I convinced myself after nine months of  sobriety that I wasn’t an alcoholic after all and left AA.  I just could not and would not accept that I was an alcoholic.  I managed to control and moderate my drinking for another three-and-a-half years.  Then my drinking became the worse it has ever been and I knew that homelessness or prison was just around the corner as my life was rapidly falling apart at the seams.  Finally the day came when that utter denial was over as I remembered the book ‘Alcoholics Anonymous’ saying that alcoholism is a progressive illness and that we always get worse, never better.  I took the First Step fully and completely and I haven’t had a drop of alcohol since.      

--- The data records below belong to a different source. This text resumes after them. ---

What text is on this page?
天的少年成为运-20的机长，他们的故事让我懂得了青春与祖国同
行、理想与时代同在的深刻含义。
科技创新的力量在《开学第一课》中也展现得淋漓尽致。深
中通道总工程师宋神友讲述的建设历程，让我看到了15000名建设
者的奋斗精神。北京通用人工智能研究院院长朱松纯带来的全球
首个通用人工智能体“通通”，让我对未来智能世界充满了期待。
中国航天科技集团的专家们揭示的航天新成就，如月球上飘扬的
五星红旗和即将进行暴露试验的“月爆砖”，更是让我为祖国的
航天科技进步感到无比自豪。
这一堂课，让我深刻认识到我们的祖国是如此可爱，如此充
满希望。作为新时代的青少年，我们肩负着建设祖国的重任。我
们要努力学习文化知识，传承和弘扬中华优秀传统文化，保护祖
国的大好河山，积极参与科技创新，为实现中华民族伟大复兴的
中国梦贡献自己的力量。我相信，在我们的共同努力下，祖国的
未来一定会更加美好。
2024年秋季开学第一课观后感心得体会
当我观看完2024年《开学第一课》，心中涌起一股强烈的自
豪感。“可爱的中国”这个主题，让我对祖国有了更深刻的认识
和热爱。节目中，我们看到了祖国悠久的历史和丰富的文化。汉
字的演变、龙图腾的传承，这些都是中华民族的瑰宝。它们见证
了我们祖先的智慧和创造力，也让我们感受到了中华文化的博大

Today I was doing service in AA for the Probation Liaison Service for my local AA Intergroup, which is part of carrying the message of recovery to offenders that may be alcoholics at my local magistrates’ court.  I was with a fellow  alcoholic from AA and he said thank God for Step One after we spoke to a homeless alcoholic that wasn’t interested in coming to a meeting after receiving his fine for yet another alcohol related offence.   This got me thinking back in time to a lady that came to my home-group in 2003.  She came to meetings for two weeks and then she stopped coming to meetings.  I saw her soon afterwards in a government building and we were both waiting to be seen so we had a chat.  She told me she had severe liver damage and was told at hospital that if she continued to drink that she would die within a matter of weeks.  She was in fact very lucky as the liver tissue was healthy around the main artery that supplied blood to her liver and she would survive if she stopped drinking but would have to have a massive change in diet and lifestyle due to the severe schirosis to the rest of her liver.  She seemed happy and was telling me  about her new positivity and felt she didn’t need AA anymore.  A few weeks later I told another lady in my home-group that I had bumped into her and asked if she had spoken to her recently.  She said that this lady had drunk regularly again and died shortly afterwards.  That is denial in its extreme and I have since had several friends that have died under similar circumstances.  I wish I had tried to encourage that lady that died to come back to AA as I stayed silent letting her take her own path in life.

I don't see other alcoholics as losers because they have left meetings, I see them as suffering from intense denial.